The reaction so far is that the rules are a positive initial step toward price comparisons but with many more changes required to reach that capability.
The majority of information posted by the hospitals is in a non-universal format utilizing many abbreviations that are unclear and are quoting prices that are in effect “list’ prices for services. As such, patients are unable to compare apples to apples.
If the true intent was disclosure to the public, that goal is a long way away. Price comparisons between hospitals can’t presently be performed, as the cost of each procedure is particular to each patient.
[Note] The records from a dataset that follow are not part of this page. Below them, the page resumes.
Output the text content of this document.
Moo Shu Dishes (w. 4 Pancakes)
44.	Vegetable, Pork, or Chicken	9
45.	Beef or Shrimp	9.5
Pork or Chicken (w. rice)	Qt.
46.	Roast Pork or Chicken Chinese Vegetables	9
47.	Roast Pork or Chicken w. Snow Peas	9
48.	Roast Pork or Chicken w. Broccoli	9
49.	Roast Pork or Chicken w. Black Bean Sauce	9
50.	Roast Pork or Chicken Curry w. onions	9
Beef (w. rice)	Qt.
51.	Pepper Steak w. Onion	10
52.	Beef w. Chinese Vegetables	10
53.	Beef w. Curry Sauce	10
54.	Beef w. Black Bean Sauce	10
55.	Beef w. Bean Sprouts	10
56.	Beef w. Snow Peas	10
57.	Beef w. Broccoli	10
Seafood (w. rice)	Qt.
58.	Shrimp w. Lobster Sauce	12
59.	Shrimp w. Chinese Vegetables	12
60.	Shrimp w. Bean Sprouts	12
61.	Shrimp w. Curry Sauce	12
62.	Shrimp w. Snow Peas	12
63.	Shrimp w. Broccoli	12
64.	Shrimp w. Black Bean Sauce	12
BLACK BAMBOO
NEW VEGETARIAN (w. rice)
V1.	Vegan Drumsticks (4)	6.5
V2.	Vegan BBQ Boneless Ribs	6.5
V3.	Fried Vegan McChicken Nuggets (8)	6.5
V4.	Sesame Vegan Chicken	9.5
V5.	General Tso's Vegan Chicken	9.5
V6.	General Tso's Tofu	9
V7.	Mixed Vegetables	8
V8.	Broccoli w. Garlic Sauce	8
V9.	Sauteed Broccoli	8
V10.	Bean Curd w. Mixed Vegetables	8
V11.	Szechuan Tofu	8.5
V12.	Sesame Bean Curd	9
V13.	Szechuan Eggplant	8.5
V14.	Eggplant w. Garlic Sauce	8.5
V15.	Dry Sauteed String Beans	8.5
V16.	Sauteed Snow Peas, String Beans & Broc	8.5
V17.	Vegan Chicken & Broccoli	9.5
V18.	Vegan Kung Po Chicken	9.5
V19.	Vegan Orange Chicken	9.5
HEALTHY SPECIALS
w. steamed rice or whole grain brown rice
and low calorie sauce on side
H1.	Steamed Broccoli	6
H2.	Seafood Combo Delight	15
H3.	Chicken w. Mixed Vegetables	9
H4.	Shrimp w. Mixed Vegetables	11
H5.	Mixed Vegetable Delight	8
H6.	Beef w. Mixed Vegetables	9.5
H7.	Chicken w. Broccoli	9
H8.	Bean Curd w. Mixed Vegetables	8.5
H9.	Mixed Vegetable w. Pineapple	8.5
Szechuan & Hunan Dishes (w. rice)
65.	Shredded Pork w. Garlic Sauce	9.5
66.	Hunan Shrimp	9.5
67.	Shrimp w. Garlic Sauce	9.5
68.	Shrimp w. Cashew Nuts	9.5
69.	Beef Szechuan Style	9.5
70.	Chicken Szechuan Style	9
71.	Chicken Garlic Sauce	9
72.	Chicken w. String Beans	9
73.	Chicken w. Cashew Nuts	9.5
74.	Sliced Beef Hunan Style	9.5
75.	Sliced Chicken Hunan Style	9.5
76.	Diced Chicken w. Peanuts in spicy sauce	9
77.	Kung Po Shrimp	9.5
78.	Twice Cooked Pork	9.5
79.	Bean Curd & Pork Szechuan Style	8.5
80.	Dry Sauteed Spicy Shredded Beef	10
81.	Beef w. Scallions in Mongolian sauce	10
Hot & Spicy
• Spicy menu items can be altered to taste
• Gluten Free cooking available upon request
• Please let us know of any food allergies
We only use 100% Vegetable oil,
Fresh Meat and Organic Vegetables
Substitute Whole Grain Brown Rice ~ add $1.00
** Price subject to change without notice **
For many, the calculation of bottom line cost is reliant upon the level of insurance reimbursement for that procedure at that particular institution, as well as a patient’s deductible or in-network status. For the majority of the public, without standardized procedure descriptions and a method to apply the listed cost to that person’s insurance, the possibility of cost comparisons is a hope for the future.
There are currently no enforcement mechanisms if a hospital does not comply with the disclosure requirement.
The positive news is that this disclosure requirement may prompt dialogue between patients and hospitals and may eventually lead to a patient’s ability to actually compare cost of services at different hospitals prior to agreeing to a procedure.